CSGO: Heroic przełamuje klątwę!

0
238

Nigdy wcześniej all-Danish roster nie był w stanie wygrać dużego tytułu na duńskiej ziemi. Od wczoraj ta klątwa została złamana!

Królewska Arena w Kopenhadze. Mimo położenia w stolicy Danii, ma opinię przeszkody w osiąganiu sukcesów przez duńskie drużyny. Wokół 25-tysięcznego obiektu krążą półpoważne opowieści o klątwie ciążącej na drużynach gospodarzy.

Ale najpóźniej od wczorajszego wieczora te historie są tym, czym są – zwykłymi historiami. Ponieważ dzięki Heroic, po raz pierwszy roster składający się w całości z duńskich graczy wygrał event S-tier na rodzimej ziemi.

BLAST Premier: Heroic vs FaZe

W finale BLAST Premier Fall spotkały się FaZe Clan i Heroic – dwie drużyny, których pozycje startowe nie mogły być bardziej różne.

Podczas gdy drużyna gospodarzy jechała do Danii z dużą pewnością siebie po mocnym drugim miejscu na Majorze w Brazylii dwa tygodnie temu, faktyczna czołówka FaZe Clanu była przed Kopenhagą na rozdrożu.

Z jednej strony mieli jeden z najbardziej dominujących lat w CSGO i wciąż mają szansę na zdobycie Intel Grand Slam dzięki kolejnemu zwycięstwu na dużej imprezie ESL i wreszcie przejść do historii jako jedna z najlepszych drużyn wszech czasów.

Z drugiej strony zostali wyeliminowani bez zwycięstwa w rundzie wstępnej Rio Major.

Jednak głosy wątpiących w Finna „karrigana” Andersena i spółkę zostały natychmiast uciszone dzięki wejściu do finału BLAST Premier.

Złamana klątwa: Heroic pokonuje FaZe w dogrywce

Sam finał był więcej niż godny. O ile pierwsza mapa Overpass trafiła do Heroic ze względnie kontrolowanym wynikiem 16:11, o tyle na Inferno było to ciągłe i zapierające dech w piersiach back and forth, aż do wyniku 11:11. Po tym FaZe pozwoliło swojemu przeciwnikowi na wygranie tylko jednej rundy i ostatecznie rozstrzygnęło ją na swoją korzyść wynikiem 16:12. W konsekwencji finał przebiegał do decydującej, trzeciej mapy.

W przeciwieństwie do Inferno, publiczność Mirage doświadczyła dwóch bardzo różnych połówek. O ile pierwsza połowa przebiegła wyraźnie dla Heroic z wynikiem 11:4, ku uciesze duńskiej publiczności, o tyle przerażenie było wielkie, gdy FaZe Clan powtórzyło ten wyczyn w drugiej połowie. Konsekwencja była jasna: dogrywka

Opromienione znakomitą atmosferą Royal Areny, Heroic zdołało wygrać to wyraźnie z 4:1, a ostatecznie także Mirage z 19:16 po overpassie.

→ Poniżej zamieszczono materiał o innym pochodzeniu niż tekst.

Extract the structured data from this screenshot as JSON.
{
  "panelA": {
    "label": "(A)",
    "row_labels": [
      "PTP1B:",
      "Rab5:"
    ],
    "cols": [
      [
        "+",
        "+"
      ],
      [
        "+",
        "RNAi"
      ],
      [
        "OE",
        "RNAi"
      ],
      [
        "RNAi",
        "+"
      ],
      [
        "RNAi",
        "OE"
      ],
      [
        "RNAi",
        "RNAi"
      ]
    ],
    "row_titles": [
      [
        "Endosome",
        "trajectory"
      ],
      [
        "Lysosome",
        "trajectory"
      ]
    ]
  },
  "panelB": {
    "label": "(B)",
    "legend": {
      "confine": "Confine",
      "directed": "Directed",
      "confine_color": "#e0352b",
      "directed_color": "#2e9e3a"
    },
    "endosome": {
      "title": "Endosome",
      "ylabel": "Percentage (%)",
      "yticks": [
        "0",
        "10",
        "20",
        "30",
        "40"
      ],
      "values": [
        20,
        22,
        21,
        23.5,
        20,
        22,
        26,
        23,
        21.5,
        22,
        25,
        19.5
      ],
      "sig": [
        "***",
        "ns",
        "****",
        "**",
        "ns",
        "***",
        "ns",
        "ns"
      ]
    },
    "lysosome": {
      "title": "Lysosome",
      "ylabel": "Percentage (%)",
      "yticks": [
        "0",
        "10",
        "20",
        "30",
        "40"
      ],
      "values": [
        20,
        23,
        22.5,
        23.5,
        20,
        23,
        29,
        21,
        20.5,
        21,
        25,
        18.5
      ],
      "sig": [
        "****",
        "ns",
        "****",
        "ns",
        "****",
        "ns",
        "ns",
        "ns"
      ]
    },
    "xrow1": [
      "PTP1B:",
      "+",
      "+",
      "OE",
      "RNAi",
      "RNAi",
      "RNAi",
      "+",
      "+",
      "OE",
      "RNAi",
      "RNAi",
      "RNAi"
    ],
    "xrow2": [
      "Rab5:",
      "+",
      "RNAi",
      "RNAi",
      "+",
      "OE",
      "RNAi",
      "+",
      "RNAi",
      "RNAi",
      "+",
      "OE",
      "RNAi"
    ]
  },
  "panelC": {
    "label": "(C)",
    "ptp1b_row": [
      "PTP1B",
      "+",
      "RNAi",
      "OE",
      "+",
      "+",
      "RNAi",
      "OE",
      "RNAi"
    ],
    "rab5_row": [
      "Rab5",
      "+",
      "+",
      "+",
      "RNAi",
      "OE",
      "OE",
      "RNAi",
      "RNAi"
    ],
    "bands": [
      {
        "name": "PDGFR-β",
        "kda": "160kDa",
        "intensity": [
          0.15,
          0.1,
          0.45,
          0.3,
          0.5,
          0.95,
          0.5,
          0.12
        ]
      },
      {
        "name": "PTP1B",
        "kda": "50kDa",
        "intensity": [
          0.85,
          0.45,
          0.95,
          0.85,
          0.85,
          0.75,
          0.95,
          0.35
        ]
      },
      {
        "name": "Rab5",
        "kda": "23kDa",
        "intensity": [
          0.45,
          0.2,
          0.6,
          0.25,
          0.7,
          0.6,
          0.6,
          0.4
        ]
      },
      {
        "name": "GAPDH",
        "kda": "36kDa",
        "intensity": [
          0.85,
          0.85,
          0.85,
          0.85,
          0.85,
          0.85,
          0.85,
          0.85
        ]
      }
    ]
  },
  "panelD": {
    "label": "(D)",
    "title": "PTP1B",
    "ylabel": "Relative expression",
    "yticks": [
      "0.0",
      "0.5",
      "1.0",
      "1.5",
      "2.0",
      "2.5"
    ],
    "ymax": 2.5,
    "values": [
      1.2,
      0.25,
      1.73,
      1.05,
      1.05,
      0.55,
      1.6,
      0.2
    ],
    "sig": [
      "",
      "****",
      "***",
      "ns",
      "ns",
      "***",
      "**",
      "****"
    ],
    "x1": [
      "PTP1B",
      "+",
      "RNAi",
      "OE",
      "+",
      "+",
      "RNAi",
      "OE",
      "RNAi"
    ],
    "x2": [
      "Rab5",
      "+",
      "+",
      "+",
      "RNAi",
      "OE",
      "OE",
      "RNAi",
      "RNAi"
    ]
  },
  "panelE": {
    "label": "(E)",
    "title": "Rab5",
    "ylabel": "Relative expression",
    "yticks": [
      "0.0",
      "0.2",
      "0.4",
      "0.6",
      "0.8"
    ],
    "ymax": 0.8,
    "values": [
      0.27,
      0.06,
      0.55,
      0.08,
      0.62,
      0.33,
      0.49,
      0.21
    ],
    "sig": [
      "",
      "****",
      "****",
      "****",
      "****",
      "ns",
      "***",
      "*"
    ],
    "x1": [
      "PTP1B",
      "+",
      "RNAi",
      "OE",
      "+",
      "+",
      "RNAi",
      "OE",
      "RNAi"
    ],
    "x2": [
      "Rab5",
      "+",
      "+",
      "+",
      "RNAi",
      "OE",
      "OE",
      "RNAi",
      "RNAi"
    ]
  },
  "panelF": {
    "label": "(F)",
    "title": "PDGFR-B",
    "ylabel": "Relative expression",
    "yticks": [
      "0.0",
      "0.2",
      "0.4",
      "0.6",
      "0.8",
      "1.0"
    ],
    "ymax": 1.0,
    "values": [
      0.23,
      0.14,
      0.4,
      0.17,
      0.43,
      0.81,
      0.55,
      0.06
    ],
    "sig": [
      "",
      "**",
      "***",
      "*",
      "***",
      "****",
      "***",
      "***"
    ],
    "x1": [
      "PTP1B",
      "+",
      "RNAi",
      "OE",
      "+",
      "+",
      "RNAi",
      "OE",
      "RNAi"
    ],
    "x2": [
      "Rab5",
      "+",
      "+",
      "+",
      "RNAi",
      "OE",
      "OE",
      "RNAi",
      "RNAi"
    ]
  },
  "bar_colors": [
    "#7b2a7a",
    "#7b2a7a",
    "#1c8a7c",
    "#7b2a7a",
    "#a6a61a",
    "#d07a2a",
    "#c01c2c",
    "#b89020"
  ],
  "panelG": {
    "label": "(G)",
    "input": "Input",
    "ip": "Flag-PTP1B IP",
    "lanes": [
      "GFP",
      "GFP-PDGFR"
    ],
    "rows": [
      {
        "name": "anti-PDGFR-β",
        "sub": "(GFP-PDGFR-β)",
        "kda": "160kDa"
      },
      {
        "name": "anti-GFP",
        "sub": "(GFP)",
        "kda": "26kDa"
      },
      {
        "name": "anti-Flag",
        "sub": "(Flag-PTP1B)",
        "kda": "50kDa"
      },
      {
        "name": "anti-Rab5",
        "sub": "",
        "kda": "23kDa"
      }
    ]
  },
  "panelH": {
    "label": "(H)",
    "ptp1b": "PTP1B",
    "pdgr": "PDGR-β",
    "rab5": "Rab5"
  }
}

Decydujące ostatnie zabójstwo zdobył lider Heroics w grze Casper „CadiaN” Möller swoim AWP. Po tym wydarzeniu wszystkie zapory pękły dla 27-latka, który od lat jest jednym ze znakomitości sceny CSGO, ale nigdy nie był w stanie zdobyć ważnego tytułu offline.

Czyste łzy radości i ekstazy.

I rzekoma klątwa, która od wczoraj najpóźniej przeszła do historii.